Pattern 1: User-owned data. The user creates and reads their own rows. Use the Client SDK. Set table permissions so users can only read and write their own rows using the user(<ID>) role.

Pattern 2: Admin operations. A dashboard that lists all users, or a job that resets expired sessions. Use the Server SDK with an API key scoped to what you need.

Pattern 3: Triggered server logic. A user submits a form, and you need to send a confirmation email and write a log entry with admin-level access. Use the Client SDK for the user-facing submission, trigger an Appwrite Function from the event, and use the Server SDK inside that function for the privileged steps.

Pattern 4: Scheduled jobs. A cron-triggered function that archives old records. Server SDK only, no user session involved.

Security considerations

A few rules that save you from common mistakes:

  • Never put an API key in a mobile app or browser-side JavaScript bundle.

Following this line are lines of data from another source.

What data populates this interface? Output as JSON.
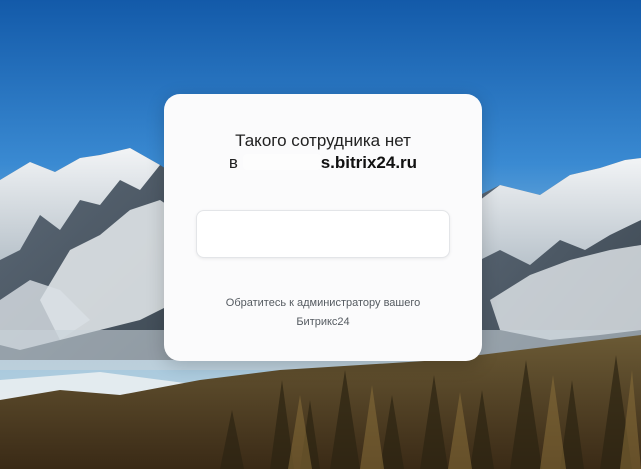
{
  "dialog": {
    "title": "Такого сотрудника нет",
    "subtitle_prefix": "в",
    "portal_domain": "s.bitrix24.ru",
    "input_value": "",
    "hint": "Обратитесь к администратору вашего Битрикс24"
  },
  "colors": {
    "dialog_background": "#fbfbfc",
    "title_text": "#222222",
    "hint_text": "#555b61",
    "sky_top": "#1e63b3"
  },
  "background": {
    "scene": "mountain-landscape"
  }
}
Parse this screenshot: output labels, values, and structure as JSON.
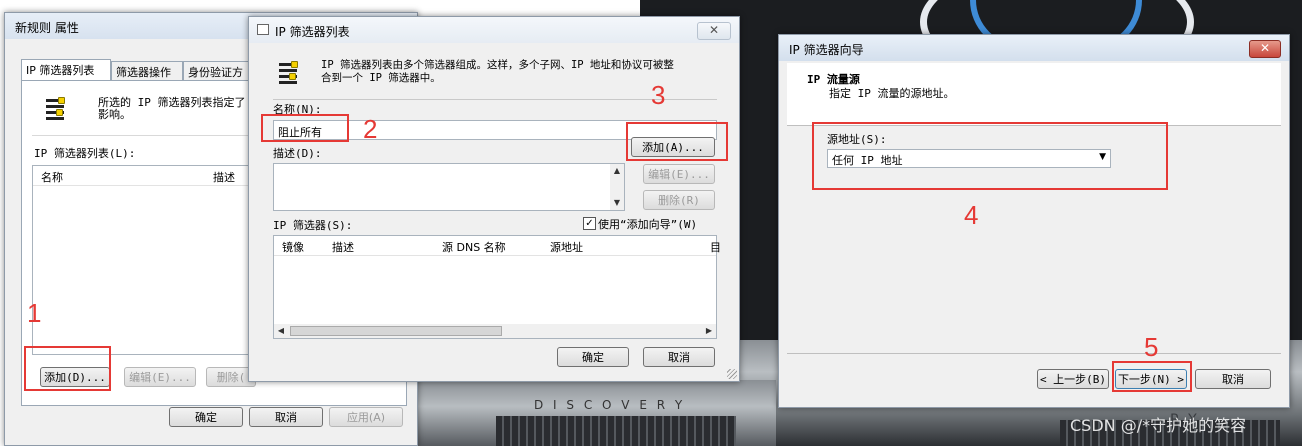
{
  "dialog_main": {
    "title": "新规则 属性",
    "tabs": [
      "IP 筛选器列表",
      "筛选器操作",
      "身份验证方"
    ],
    "desc": "所选的 IP 筛选器列表指定了",
    "desc2": "影响。",
    "list_label": "IP 筛选器列表(L):",
    "col_name": "名称",
    "col_desc": "描述",
    "add_button": "添加(D)...",
    "edit_button": "编辑(E)...",
    "remove_button": "删除(",
    "ok_button": "确定",
    "cancel_button": "取消",
    "apply_button": "应用(A)"
  },
  "dialog_list": {
    "title": "IP 筛选器列表",
    "desc_line1": "IP 筛选器列表由多个筛选器组成。这样，多个子网、IP 地址和协议可被整",
    "desc_line2": "合到一个 IP 筛选器中。",
    "name_label": "名称(N):",
    "name_value": "阻止所有",
    "description_label": "描述(D):",
    "add_button": "添加(A)...",
    "edit_button": "编辑(E)...",
    "remove_button": "删除(R)",
    "filters_label": "IP 筛选器(S):",
    "wizard_checkbox_label": "使用“添加向导”(W)",
    "col_mirror": "镜像",
    "col_desc": "描述",
    "col_src_dns": "源 DNS 名称",
    "col_src_addr": "源地址",
    "col_more": "目",
    "ok_button": "确定",
    "cancel_button": "取消"
  },
  "dialog_wizard": {
    "title": "IP 筛选器向导",
    "heading": "IP 流量源",
    "subheading": "指定 IP 流量的源地址。",
    "source_label": "源地址(S):",
    "source_value": "任何 IP 地址",
    "back_button": "< 上一步(B)",
    "next_button": "下一步(N) >",
    "cancel_button": "取消"
  },
  "annotations": [
    "1",
    "2",
    "3",
    "4",
    "5"
  ],
  "watermark": "CSDN @/*守护她的笑容",
  "car_badge": "D I S C O V E R Y",
  "colors": {
    "annotation": "#e53935",
    "title_bar": "#dbe5f1",
    "dialog_bg": "#f0f0f0"
  }
}
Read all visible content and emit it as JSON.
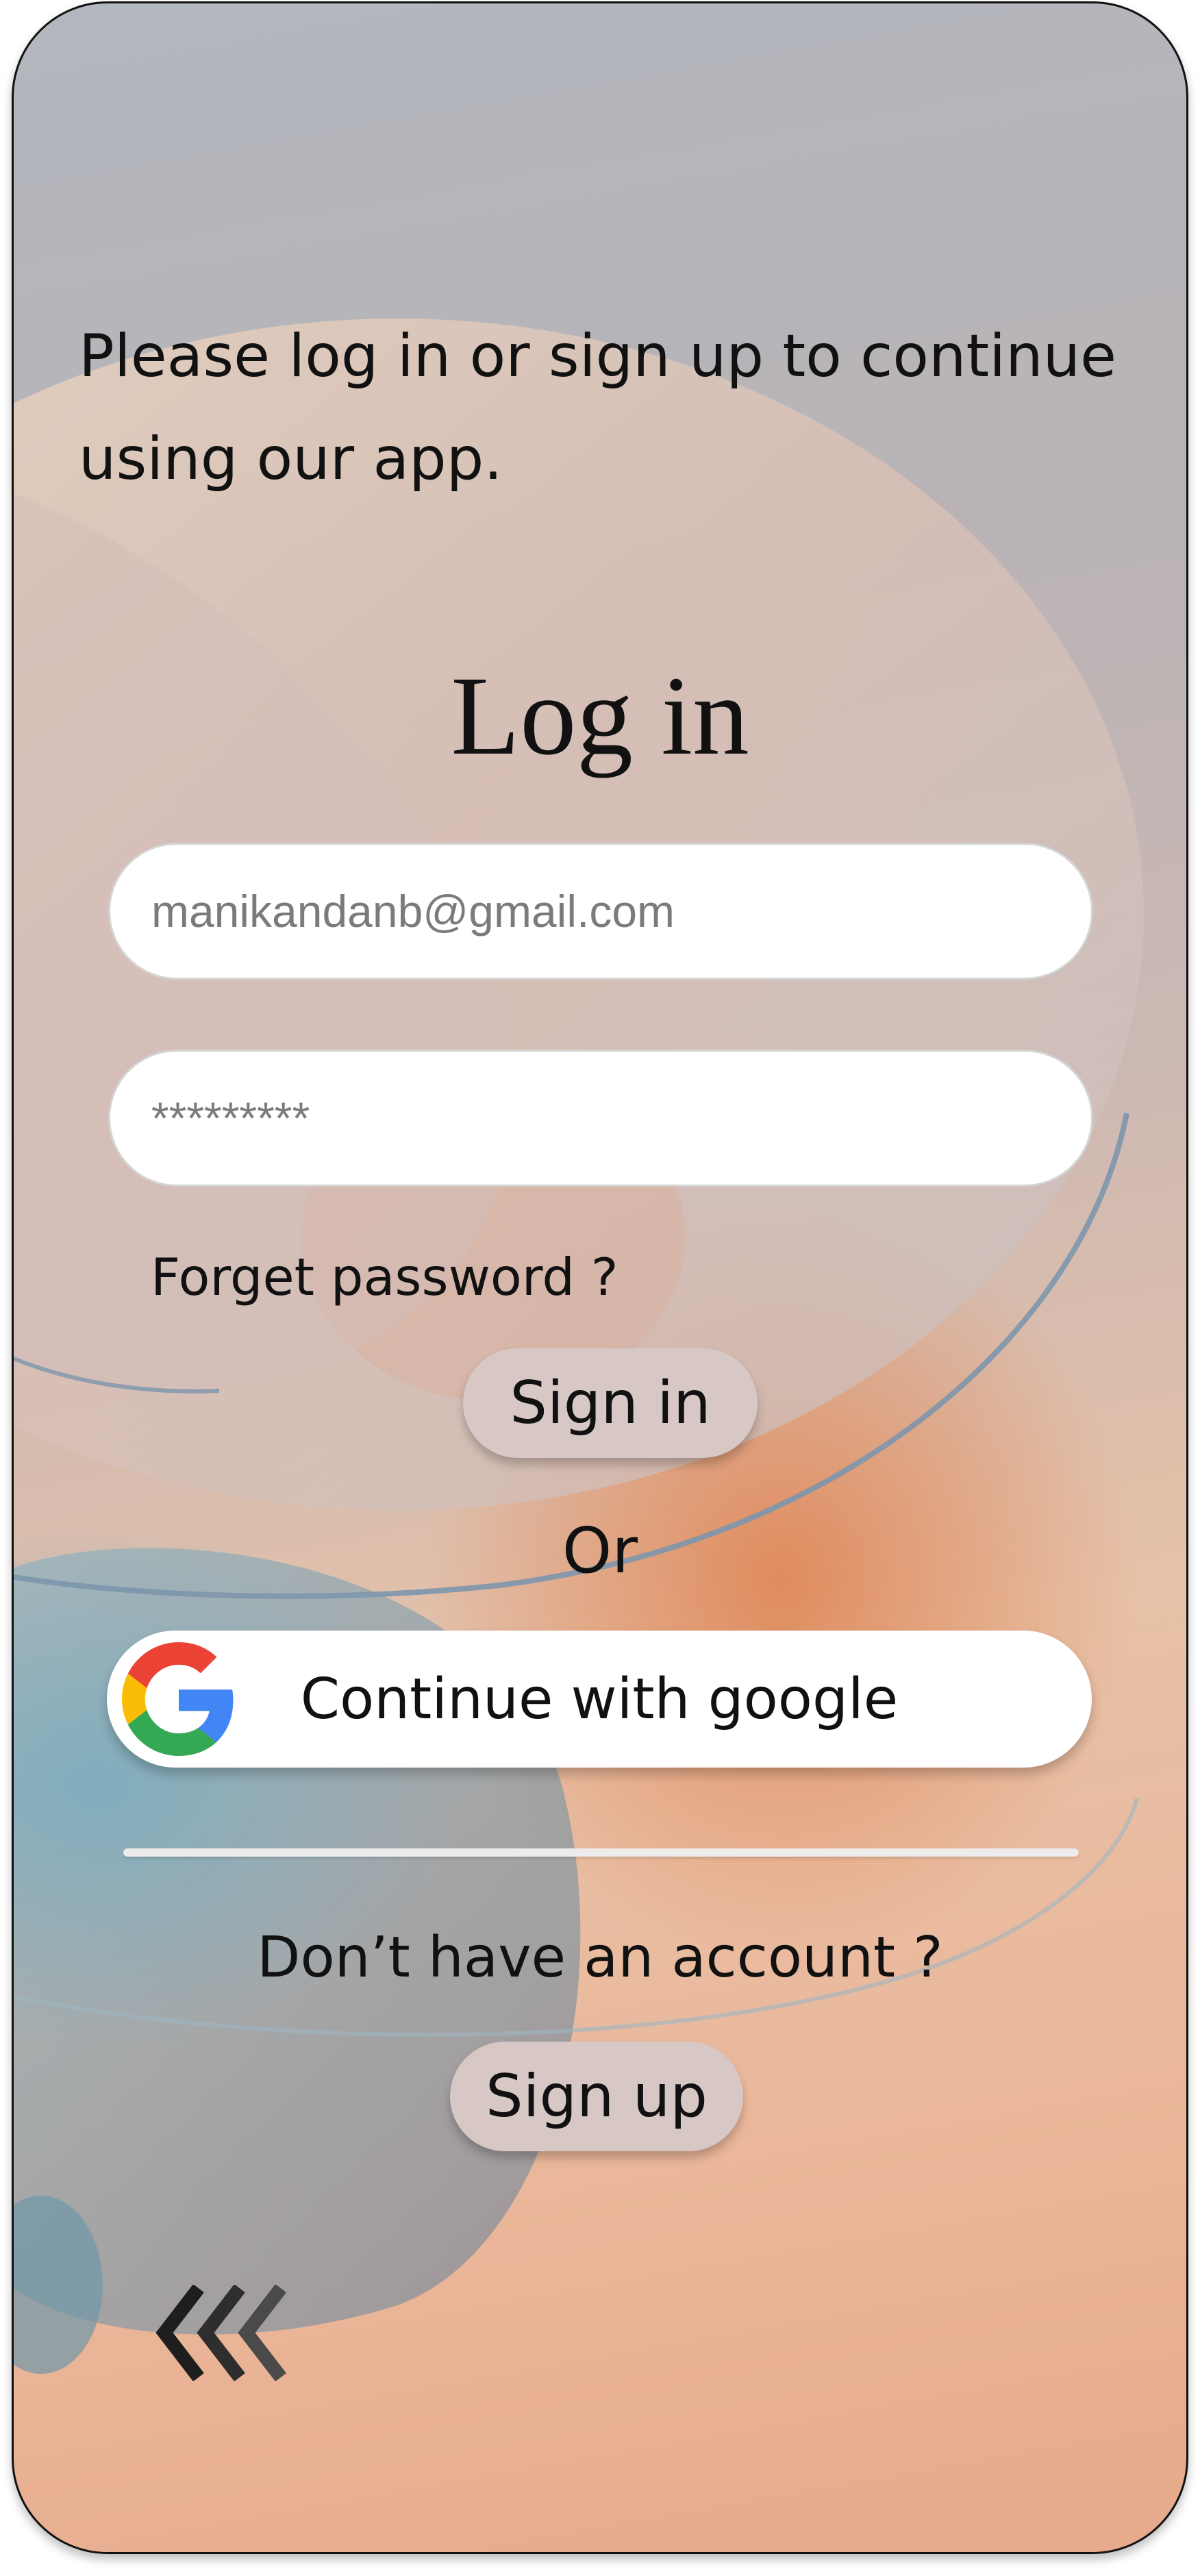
{
  "intro": {
    "line1": "Please log in or  sign up to continue",
    "line2": "using our app."
  },
  "login": {
    "title": "Log in",
    "email_value": "manikandanb@gmail.com",
    "password_value": "*********",
    "forget_password": "Forget password ?",
    "sign_in_label": "Sign in",
    "or_label": "Or",
    "google_label": "Continue with google"
  },
  "signup": {
    "prompt": "Don’t have an account ?",
    "sign_up_label": "Sign up"
  },
  "icons": {
    "google": "google-logo-icon",
    "back": "triple-chevron-left-icon"
  },
  "colors": {
    "pill_bg": "#d7c8c6",
    "field_bg": "#ffffff",
    "text": "#111111",
    "placeholder": "#7b7b7b"
  }
}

It will be extracted and abused.
  • Scope your API keys narrowly. If a key only needs to read from one table, do not give it databases.write or users.read.
  • Use the Client SDK for anything user-facing. The permissions system is your first line of defense for user data.
  • Prefer using the injected key inside Appwrite Functions over hardcoding API keys in function environment variables when possible.
  • The Client SDK cannot use the Realtime API when authenticated with an API key. Real-time subscriptions are session-based only.

Choosing the right SDK

Both SDKs share the same ID, Query, Permission, and Role utility classes, so the programming model feels consistent. The key question is always: who is making this request, and what should they be allowed to do?

If the request comes from a user interacting with your app, use the Client SDK and let the permissions system enforce access. If the request comes from your server, a background job, or an Appwrite Function, use the Server SDK with a properly scoped API key.

Getting this right from the start avoids a whole class of access control bugs.